Quelles ont été les évolutions marquantes du système HyVibe, avant d'en arriver aujourd'hui à la gamme de guitares réalisées en partenariat avec Lâg ?
L’ancêtre du système HyVibe est un gros ordinateur de bureau temps réel que nous avions conçu avec Baptiste Chomette (Institut d’Alembert UPMC), Simon Benacchio et Robert Piéchaud à l’Ircam en 2012 et qui permettait de transformer les résonances d’objets vibrants. En 2014, François Beaulier a réussi le tour de force de faire rentrer les mêmes spécifications dans une petite carte électronique. Nous avons alors fait des premiers prototypes d’instruments à cordes, à vent et à percussion, dont une guitare avec le grand luthier Maurice Dupont et Alain Terrier, collègue à l’Ircam. Enfin, depuis la création de HyVibe, nous avons effectué 3 générations de prototypes, dont une avec l’agence parisienne de design No Design, avant d’arriver à une version industrielle satisfaisante qui est aujourd’hui installée sur les guitares Lâg Tramontane HyVibe.
Sauf erreur de ma part, vous aviez présenté les années précédentes un module intégré dans une guitare Martin. Est-il envisagé/envisageable de voir arriver des modules HyVibe à installer dans n'importe quelle guitare acoustique ? voire même dans d'autres instruments ?
Oui, tout à fait. Mais pour l’heure nous avons signé un accord d’exclusivité avec Lâg et le groupe Algam, nous espérons que ce partenariat nous emmènera le plus loin possible.
A qui s’adressent les guitares HyVibe (ou les modules si tu préfères), musiciens amateurs, confirmés ou pro ? Peut-on récupérer les sons générés par la guitare pour l'envoyer vers une sono et se produire sur scène ?
Ca peut sembler bizarre mais les guitares HyVibe s’adressent à tout le monde. Nous espérons que l’ensemble des fonctionnalités proposées fait que chaque guitariste y trouve son bonheur, aussi bien pour jouer entre amis que dans une relation professeur/élève physique ou en ligne, ou sur scène puisqu’on peut les brancher sur un ampli ou une sono comme une électroacoustique « normale ».
Quels sont les problèmes majeurs que tu as rencontrés ou que tu rencontres encore depuis le lancement de ton activité ?

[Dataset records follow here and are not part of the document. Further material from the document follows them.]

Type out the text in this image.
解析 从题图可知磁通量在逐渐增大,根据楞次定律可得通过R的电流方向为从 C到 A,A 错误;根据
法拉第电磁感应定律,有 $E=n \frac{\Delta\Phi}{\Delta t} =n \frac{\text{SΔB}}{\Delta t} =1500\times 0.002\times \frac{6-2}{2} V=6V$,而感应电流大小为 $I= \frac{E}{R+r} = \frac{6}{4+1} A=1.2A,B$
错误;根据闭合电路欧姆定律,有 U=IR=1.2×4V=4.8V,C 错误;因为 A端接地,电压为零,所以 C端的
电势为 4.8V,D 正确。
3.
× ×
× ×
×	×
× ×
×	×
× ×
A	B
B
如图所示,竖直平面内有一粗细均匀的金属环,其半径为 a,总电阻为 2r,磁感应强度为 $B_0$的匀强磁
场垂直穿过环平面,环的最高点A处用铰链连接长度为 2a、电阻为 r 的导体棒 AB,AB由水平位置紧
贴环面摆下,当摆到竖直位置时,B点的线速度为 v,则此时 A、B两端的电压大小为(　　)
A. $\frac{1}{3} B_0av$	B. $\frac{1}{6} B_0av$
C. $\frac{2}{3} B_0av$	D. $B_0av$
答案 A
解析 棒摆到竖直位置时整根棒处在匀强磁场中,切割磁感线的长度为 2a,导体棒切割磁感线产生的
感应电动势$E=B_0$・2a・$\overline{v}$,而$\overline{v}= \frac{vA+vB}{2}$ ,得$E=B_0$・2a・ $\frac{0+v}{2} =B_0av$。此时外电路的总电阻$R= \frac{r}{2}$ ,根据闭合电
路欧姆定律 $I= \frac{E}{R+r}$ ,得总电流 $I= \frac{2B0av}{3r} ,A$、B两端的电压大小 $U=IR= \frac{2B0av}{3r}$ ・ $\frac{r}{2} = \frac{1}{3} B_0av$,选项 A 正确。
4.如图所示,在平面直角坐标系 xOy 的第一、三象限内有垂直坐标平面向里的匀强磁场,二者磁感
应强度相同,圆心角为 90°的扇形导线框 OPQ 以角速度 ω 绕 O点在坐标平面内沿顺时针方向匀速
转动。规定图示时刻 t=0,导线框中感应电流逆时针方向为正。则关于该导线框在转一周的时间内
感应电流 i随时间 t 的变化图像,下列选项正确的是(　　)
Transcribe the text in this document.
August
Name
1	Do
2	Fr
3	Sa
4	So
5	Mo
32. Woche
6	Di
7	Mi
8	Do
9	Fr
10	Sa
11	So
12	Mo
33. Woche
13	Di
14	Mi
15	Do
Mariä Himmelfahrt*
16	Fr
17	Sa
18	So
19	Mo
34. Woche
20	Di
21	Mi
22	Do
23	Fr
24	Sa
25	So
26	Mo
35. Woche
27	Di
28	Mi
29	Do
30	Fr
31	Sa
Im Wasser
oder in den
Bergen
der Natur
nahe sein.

La première grosse difficulté a été la recherche de fonds nécessaires pour l’industrialisation du système. Grâce au fonds d’investissement IT Translation, mes proches, BPI France et BNP Paribas, nous avons réussi. Deuxième difficulté, la recherche de la bonne marque de guitare avec qui construire un partenariat. Je suis très heureux d’avoir rencontré Gérard Garnier, président d’Algam au salon de la Belle Guitare en 2018 grâce à Jacques Carbonneaux, on ne rencontre pas une personne visionnaire tous les jours !
Le mot de la fin, ton message à la communauté de Gcom ?
Sans vouloir jouer les Cassandre, je pense que la guitare risque d’être marginalisée dans les prochaines années, au profit d’outils informatiques. Je continue à y voir l’instrument populaire par excellence et j’imagine qu’une bonne partie de la communauté de Gcom aussi. Continuons à créer et à transmettre aux plus jeunes notre passion pour ce bel instrument.